Researcher Brené Brown posted on her social media recently: “Hit me with some situations that left you feeling bittersweet.”

The days leading up to Autumn’s birthday are always bittersweet for me.

Iris was due on July 28th and Autumn was born at the beginning of August. As I passed that July 28th date this year, I thought, “Iris would have been five. She would have been going into kindergarten this Fall.” Yet, Autumn is here and she is turning four.

We have a bedtime routine where we sing the song from the book “Love You Forever” by Robert Munsch.

I’ll love you forever
I’ll like you for always
As long as I’m living
My baby you’ll be

She likes to cup my chin in her hands while I sing.

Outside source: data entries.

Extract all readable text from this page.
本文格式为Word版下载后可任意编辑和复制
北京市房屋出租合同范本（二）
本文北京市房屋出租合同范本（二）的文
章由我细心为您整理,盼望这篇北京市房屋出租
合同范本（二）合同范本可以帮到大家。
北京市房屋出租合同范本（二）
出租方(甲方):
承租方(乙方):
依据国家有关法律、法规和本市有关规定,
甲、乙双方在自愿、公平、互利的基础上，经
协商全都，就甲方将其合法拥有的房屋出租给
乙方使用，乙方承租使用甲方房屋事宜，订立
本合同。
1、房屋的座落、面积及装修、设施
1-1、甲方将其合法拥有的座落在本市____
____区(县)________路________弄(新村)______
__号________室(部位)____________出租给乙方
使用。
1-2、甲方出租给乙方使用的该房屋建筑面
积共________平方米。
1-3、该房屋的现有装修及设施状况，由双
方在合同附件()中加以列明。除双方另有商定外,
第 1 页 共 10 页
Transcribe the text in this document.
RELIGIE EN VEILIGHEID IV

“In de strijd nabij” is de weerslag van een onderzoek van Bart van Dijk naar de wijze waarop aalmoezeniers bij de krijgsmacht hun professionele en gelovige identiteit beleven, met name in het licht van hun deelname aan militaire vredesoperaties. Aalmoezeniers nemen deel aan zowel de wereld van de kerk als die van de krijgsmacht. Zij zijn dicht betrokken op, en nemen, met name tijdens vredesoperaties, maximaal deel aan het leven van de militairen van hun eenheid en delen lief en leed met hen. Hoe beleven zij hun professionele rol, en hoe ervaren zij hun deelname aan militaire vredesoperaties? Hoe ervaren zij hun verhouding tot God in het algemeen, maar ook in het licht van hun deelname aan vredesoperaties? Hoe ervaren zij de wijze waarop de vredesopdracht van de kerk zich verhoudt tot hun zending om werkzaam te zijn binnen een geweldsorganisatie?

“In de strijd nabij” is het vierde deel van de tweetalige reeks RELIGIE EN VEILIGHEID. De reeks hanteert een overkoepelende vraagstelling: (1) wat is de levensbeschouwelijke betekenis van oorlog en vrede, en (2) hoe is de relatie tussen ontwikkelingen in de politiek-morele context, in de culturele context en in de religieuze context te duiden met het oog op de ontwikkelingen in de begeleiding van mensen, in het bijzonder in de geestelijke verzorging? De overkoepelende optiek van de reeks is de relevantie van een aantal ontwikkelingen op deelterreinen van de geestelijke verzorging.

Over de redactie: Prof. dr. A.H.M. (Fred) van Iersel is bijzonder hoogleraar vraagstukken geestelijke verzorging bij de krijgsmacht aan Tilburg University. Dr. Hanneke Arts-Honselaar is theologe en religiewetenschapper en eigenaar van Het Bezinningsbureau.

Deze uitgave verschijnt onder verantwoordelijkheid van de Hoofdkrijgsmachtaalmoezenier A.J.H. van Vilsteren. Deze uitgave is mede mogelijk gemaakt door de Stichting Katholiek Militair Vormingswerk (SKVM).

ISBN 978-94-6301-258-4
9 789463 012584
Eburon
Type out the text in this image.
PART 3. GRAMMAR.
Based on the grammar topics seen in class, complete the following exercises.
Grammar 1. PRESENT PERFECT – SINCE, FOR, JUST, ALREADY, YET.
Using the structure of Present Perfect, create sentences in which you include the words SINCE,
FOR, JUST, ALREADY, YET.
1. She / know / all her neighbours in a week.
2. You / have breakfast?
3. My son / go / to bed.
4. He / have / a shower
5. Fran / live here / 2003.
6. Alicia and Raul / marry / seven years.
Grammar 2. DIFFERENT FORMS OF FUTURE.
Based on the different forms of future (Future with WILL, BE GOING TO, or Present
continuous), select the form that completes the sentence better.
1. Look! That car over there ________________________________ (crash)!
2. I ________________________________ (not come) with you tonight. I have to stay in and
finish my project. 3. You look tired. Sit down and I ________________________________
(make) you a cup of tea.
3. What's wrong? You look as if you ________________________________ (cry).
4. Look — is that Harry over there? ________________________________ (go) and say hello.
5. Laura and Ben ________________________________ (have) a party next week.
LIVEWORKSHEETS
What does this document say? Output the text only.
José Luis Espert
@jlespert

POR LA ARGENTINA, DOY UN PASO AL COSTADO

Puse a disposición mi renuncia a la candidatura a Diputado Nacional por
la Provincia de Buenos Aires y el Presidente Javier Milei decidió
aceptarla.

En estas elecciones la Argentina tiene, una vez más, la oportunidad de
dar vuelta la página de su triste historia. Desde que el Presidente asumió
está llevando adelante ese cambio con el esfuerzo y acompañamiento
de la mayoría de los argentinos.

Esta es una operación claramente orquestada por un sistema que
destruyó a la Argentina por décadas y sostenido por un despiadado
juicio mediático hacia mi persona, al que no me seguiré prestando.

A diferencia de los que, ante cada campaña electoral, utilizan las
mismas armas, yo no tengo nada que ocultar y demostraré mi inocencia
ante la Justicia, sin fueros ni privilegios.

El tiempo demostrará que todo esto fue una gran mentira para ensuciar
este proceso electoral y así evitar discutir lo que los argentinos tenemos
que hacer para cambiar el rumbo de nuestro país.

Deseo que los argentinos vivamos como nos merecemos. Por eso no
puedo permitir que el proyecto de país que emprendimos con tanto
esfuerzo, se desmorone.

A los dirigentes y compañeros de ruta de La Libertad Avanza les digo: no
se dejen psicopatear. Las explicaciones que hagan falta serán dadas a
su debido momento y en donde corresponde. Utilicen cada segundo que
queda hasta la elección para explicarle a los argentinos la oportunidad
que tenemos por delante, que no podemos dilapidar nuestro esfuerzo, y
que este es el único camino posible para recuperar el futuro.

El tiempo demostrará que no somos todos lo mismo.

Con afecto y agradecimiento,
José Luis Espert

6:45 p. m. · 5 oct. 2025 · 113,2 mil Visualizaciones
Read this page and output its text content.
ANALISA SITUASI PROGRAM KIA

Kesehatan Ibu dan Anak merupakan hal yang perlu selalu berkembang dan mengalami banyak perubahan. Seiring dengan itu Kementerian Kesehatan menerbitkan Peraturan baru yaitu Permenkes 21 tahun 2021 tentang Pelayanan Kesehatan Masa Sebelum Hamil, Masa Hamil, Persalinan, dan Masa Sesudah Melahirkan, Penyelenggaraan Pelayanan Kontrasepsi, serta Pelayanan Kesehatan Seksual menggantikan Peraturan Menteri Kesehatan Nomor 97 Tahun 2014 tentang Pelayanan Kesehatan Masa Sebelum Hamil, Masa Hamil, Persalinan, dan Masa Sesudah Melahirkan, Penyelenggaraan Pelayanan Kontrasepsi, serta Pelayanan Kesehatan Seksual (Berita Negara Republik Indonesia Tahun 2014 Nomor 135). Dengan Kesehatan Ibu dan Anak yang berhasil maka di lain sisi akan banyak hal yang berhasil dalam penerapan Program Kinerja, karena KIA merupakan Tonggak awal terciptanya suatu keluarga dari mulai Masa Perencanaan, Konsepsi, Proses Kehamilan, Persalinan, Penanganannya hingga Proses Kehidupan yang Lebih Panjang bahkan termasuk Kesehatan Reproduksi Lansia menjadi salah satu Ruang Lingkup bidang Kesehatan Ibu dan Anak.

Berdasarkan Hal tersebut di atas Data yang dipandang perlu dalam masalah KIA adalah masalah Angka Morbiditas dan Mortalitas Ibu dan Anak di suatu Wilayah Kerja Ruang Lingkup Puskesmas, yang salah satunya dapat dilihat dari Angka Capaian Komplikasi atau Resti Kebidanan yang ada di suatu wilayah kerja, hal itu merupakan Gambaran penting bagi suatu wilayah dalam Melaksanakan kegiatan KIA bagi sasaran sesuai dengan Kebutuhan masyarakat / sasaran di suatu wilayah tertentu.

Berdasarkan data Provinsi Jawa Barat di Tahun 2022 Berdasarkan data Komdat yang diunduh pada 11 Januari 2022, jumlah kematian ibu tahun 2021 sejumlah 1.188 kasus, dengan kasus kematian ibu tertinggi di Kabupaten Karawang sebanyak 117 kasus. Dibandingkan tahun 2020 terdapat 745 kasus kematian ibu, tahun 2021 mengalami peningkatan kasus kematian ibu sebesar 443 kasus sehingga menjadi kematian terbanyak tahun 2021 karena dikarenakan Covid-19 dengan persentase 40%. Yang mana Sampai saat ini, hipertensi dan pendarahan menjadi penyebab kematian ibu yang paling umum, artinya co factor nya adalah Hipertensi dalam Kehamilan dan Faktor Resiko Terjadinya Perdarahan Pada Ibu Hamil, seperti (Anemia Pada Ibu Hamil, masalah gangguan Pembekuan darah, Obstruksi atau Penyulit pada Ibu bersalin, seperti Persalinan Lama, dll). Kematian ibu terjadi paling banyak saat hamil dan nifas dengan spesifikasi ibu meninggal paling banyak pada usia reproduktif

And then at the end she adds very loudly “MY BABY YOU’LL BE.” Then she kisses me directly on the lips and I give her a hug.

A few weeks ago when I was tucking her in, I thought to myself, for the millionth time, “You wouldn’t be here if your sisters had lived.” That contradiction continues to get harder and easier.

Easier in that, now years later, the pain of loss isn’t as fresh as it was. When Autumn was a baby, I often looked at her and thought, “But Nelle was my baby. Iris was my baby.” It was easy to see one baby as another baby. I would get triggered by milestones and dates more easily.

Harder in that now, I can’t imagine not having Autumn. She is effervescent, with a big personality and an even bigger heart. I can’t say “I wish your sisters had lived” because to say that means that she wouldn’t exist.

I have to look at her and say to myself: You’re here, and it was a hard journey to get here. And I can’t regret any parts of that journey, because if I did, I wouldn’t have you. Nelle could have lived. Iris could have lived. Or we could have given up after two unexplained losses. In any of those scenario, I wouldn’t have Autumn.

It’s almost like I have to stop wishing that my pregnancies with Nelle and Iris had turned out differently. They are instead part of the story about how Autumn joined our lives.

Autumn is here because her sisters are not. I never stop thinking that she is special. She is ever the reminder of loss and hope, intertwined into one tiny person.